Tout le monde est malade à la maison. Le week-end sous la pluie n'a pas pardonné.
Menace de sciatique.

Soir

Appris qu'un blogueur très aimé est diabétique. Ça fait un choc. On a beau savoir que cette maladie est connue et maîtrisée, ça fait un choc.

Passé à la Fnac de la Défense pour acheter un livre de classe (un "cahier d'activité"). Comme l'attente à la caisse était longue, pris l'un des livres à proximité, Jean Teulé, Mangez-le si vous voulez.
Je n'aurais pas dû. Le titre est à prendre au sens littéral, terrible histoire d'un village devenu fou un après-midi de défaite, de sécheresse et de beuverie. Envie de vomir, pas tant de dégoût que de désespoir.

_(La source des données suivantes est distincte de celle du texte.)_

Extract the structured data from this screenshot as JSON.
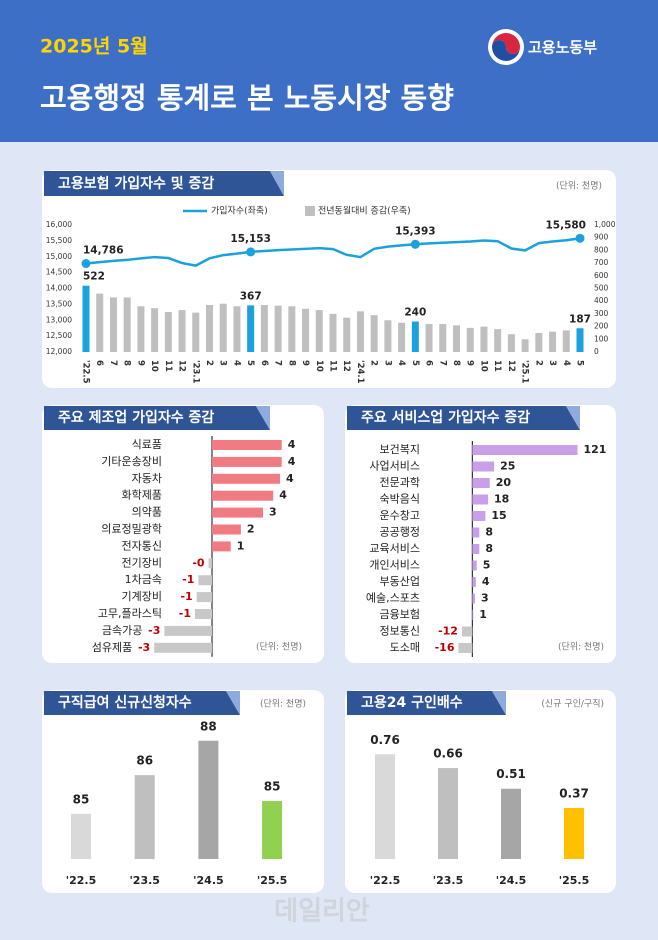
{
  "header": {
    "date": "2025년 5월",
    "title": "고용행정 통계로 본 노동시장 동향",
    "ministry": "고용노동부"
  },
  "watermark": "데일리안",
  "chart_data": [
    {
      "type": "combo",
      "title": "고용보험 가입자수 및 증감",
      "unit": "(단위: 천명)",
      "categories": [
        "'22.5",
        "6",
        "7",
        "8",
        "9",
        "10",
        "11",
        "12",
        "'23.1",
        "2",
        "3",
        "4",
        "5",
        "6",
        "7",
        "8",
        "9",
        "10",
        "11",
        "12",
        "'24.1",
        "2",
        "3",
        "4",
        "5",
        "6",
        "7",
        "8",
        "9",
        "10",
        "11",
        "12",
        "'25.1",
        "2",
        "3",
        "4",
        "5"
      ],
      "series": [
        {
          "name": "전년동월대비 증감(우축)",
          "type": "bar",
          "axis": "y2",
          "color": "#bfbfbf",
          "colors": [
            "#1ba1dc",
            "#bfbfbf",
            "#bfbfbf",
            "#bfbfbf",
            "#bfbfbf",
            "#bfbfbf",
            "#bfbfbf",
            "#bfbfbf",
            "#bfbfbf",
            "#bfbfbf",
            "#bfbfbf",
            "#bfbfbf",
            "#1ba1dc",
            "#bfbfbf",
            "#bfbfbf",
            "#bfbfbf",
            "#bfbfbf",
            "#bfbfbf",
            "#bfbfbf",
            "#bfbfbf",
            "#bfbfbf",
            "#bfbfbf",
            "#bfbfbf",
            "#bfbfbf",
            "#1ba1dc",
            "#bfbfbf",
            "#bfbfbf",
            "#bfbfbf",
            "#bfbfbf",
            "#bfbfbf",
            "#bfbfbf",
            "#bfbfbf",
            "#bfbfbf",
            "#bfbfbf",
            "#bfbfbf",
            "#bfbfbf",
            "#1ba1dc"
          ],
          "values": [
            522,
            460,
            430,
            430,
            360,
            345,
            315,
            330,
            310,
            370,
            380,
            360,
            367,
            370,
            365,
            360,
            340,
            330,
            300,
            270,
            320,
            290,
            250,
            230,
            240,
            220,
            220,
            210,
            190,
            200,
            180,
            140,
            100,
            150,
            160,
            170,
            187
          ],
          "value_labels": [
            "522",
            null,
            null,
            null,
            null,
            null,
            null,
            null,
            null,
            null,
            null,
            null,
            "367",
            null,
            null,
            null,
            null,
            null,
            null,
            null,
            null,
            null,
            null,
            null,
            "240",
            null,
            null,
            null,
            null,
            null,
            null,
            null,
            null,
            null,
            null,
            null,
            "187"
          ]
        },
        {
          "name": "가입자수(좌축)",
          "type": "line",
          "color": "#1ba1dc",
          "values": [
            14786,
            14830,
            14870,
            14900,
            14950,
            14990,
            14960,
            14800,
            14720,
            14950,
            15050,
            15100,
            15153,
            15180,
            15210,
            15230,
            15250,
            15270,
            15240,
            15060,
            14990,
            15250,
            15320,
            15360,
            15393,
            15420,
            15440,
            15460,
            15480,
            15510,
            15490,
            15260,
            15200,
            15430,
            15480,
            15520,
            15580
          ],
          "value_labels": [
            "14,786",
            null,
            null,
            null,
            null,
            null,
            null,
            null,
            null,
            null,
            null,
            null,
            "15,153",
            null,
            null,
            null,
            null,
            null,
            null,
            null,
            null,
            null,
            null,
            null,
            "15,393",
            null,
            null,
            null,
            null,
            null,
            null,
            null,
            null,
            null,
            null,
            null,
            "15,580"
          ]
        }
      ],
      "ylim": [
        12000,
        16000
      ],
      "yticks": [
        {
          "value": 12000,
          "label": "12,000"
        },
        {
          "value": 12500,
          "label": "12,500"
        },
        {
          "value": 13000,
          "label": "13,000"
        },
        {
          "value": 13500,
          "label": "13,500"
        },
        {
          "value": 14000,
          "label": "14,000"
        },
        {
          "value": 14500,
          "label": "14,500"
        },
        {
          "value": 15000,
          "label": "15,000"
        },
        {
          "value": 15500,
          "label": "15,500"
        },
        {
          "value": 16000,
          "label": "16,000"
        }
      ],
      "y2lim": [
        0,
        1000
      ],
      "y2ticks": [
        0,
        100,
        200,
        300,
        400,
        500,
        600,
        700,
        800,
        900,
        {
          "value": 1000,
          "label": "1,000"
        }
      ]
    },
    {
      "type": "hbar",
      "title": "주요 제조업 가입자수 증감",
      "unit": "(단위: 천명)",
      "categories": [
        "식료품",
        "기타운송장비",
        "자동차",
        "화학제품",
        "의약품",
        "의료정밀광학",
        "전자통신",
        "전기장비",
        "1차금속",
        "기계장비",
        "고무,플라스틱",
        "금속가공",
        "섬유제품"
      ],
      "values": [
        4.1,
        4.1,
        4.0,
        3.6,
        3.0,
        1.7,
        1.1,
        -0.2,
        -0.8,
        -0.9,
        -1.0,
        -2.8,
        -3.4
      ],
      "value_labels": [
        "4",
        "4",
        "4",
        "4",
        "3",
        "2",
        "1",
        "-0",
        "-1",
        "-1",
        "-1",
        "-3",
        "-3"
      ],
      "color": "#f07b82",
      "negative_color": "#c8c8c8",
      "negative_label_color": "#c00000",
      "xlim": [
        -4,
        6
      ]
    },
    {
      "type": "hbar",
      "title": "주요 서비스업 가입자수 증감",
      "unit": "(단위: 천명)",
      "categories": [
        "보건복지",
        "사업서비스",
        "전문과학",
        "숙박음식",
        "운수창고",
        "공공행정",
        "교육서비스",
        "개인서비스",
        "부동산업",
        "예술,스포츠",
        "금융보험",
        "정보통신",
        "도소매"
      ],
      "values": [
        121,
        25,
        20,
        18,
        15,
        8,
        8,
        5,
        4,
        3,
        1,
        -12,
        -16
      ],
      "color": "#c9a0e8",
      "negative_color": "#c8c8c8",
      "negative_label_color": "#c00000",
      "xlim": [
        -20,
        140
      ]
    },
    {
      "type": "bar",
      "title": "구직급여 신규신청자수",
      "unit": "(단위: 천명)",
      "categories": [
        "'22.5",
        "'23.5",
        "'24.5",
        "'25.5"
      ],
      "values": [
        84.6,
        86.4,
        88.0,
        85.2
      ],
      "value_labels": [
        "85",
        "86",
        "88",
        "85"
      ],
      "colors": [
        "#d9d9d9",
        "#bfbfbf",
        "#a6a6a6",
        "#92d050"
      ],
      "ylim": [
        82.5,
        88.5
      ]
    },
    {
      "type": "bar",
      "title": "고용24 구인배수",
      "unit": "(신규 구인/구직)",
      "categories": [
        "'22.5",
        "'23.5",
        "'24.5",
        "'25.5"
      ],
      "values": [
        0.76,
        0.66,
        0.51,
        0.37
      ],
      "colors": [
        "#d9d9d9",
        "#bfbfbf",
        "#a6a6a6",
        "#ffc000"
      ],
      "ylim": [
        0,
        0.9
      ]
    }
  ]
}
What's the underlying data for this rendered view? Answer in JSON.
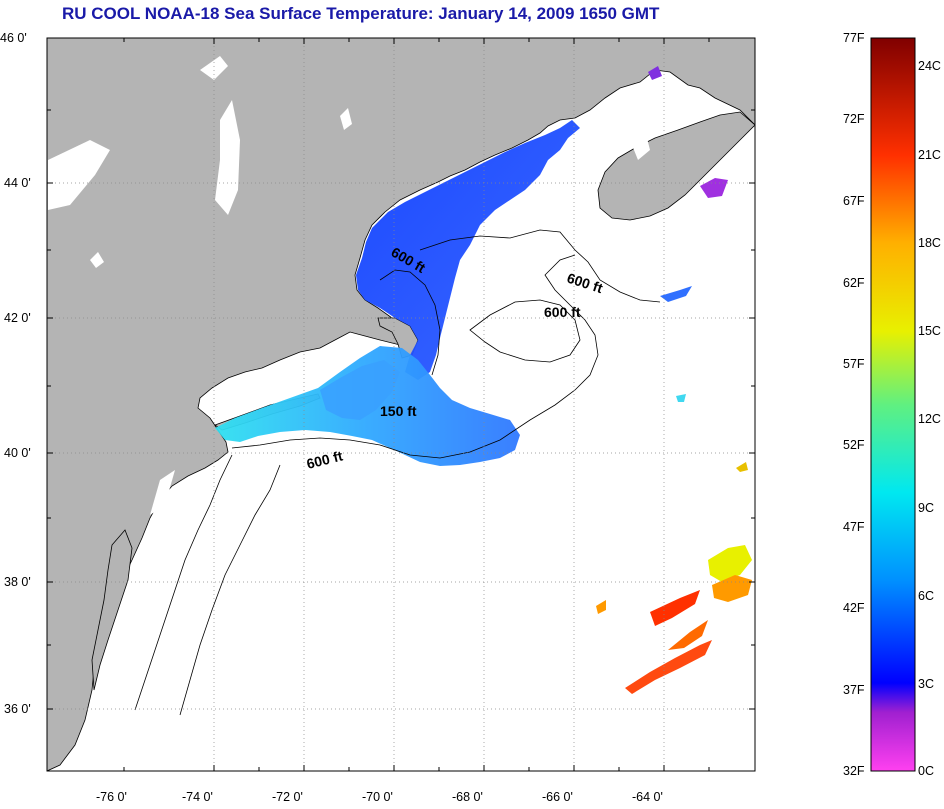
{
  "title": "RU COOL  NOAA-18  Sea Surface Temperature:  January 14, 2009 1650 GMT",
  "latitude_ticks": [
    "46 0'",
    "44 0'",
    "42 0'",
    "40 0'",
    "38 0'",
    "36 0'"
  ],
  "longitude_ticks": [
    "-76 0'",
    "-74 0'",
    "-72 0'",
    "-70 0'",
    "-68 0'",
    "-66 0'",
    "-64 0'"
  ],
  "contour_labels": [
    "600 ft",
    "600 ft",
    "600 ft",
    "150 ft",
    "600 ft"
  ],
  "colorbar": {
    "fahrenheit_labels": [
      "77F",
      "72F",
      "67F",
      "62F",
      "57F",
      "52F",
      "47F",
      "42F",
      "37F",
      "32F"
    ],
    "celsius_labels": [
      "24C",
      "21C",
      "18C",
      "15C",
      "12C",
      "9C",
      "6C",
      "3C",
      "0C"
    ]
  },
  "colors": {
    "title": "#1a1aa8",
    "land": "#b4b4b4",
    "ocean_no_data": "#ffffff"
  }
}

Encore une journée étrange, solitaire et lente. Je réfléchissais hier tandis que notre hôtesse évoquait la foule parisienne qu'il m'arrive souvent de passer la journée sans parler à personne, si l'on excepte les sourires, inclinaisons de tête et salutations lors des croisements dans les couloirs.

Un des bonheurs possibles de l'homme

Sur vehesse, j'ai mis en ligne une citation de Borgès. J'ai noté quelques mots dans les notes invisibles du blog. Aujourd'hui 18 avril 2020, je les copie ici.

Il y a longtemps que je sais qu'il n'y a pas de colère ou de chagrin qui ne cède dans une librairie : au bout d'un moment j'oublie tout, et même les livres. Le temps et l'espace sont rangés sur les étagères, il suffit de passer les yeux sur les dos des livres, le contenu de chacun se déploie quelques fractions de secondes, un contenu purement imaginé, bien entendu, et c'est comme un exercie de rêves, de dos en dos. De temps en temps on tend la main et on en ouvre un, pour dissiper le rêve et reprendre contact avec le texte, la réalité. Ce n'est jamais ce qu'on pensait mais ça n'a aucune importance puisqu'on savait qu'on rêvait.
C'est sans doute pour cela qu'il est si difficile de choisir un livre. Il faut en trouver un qui fasse d'avantage envie que le rêve.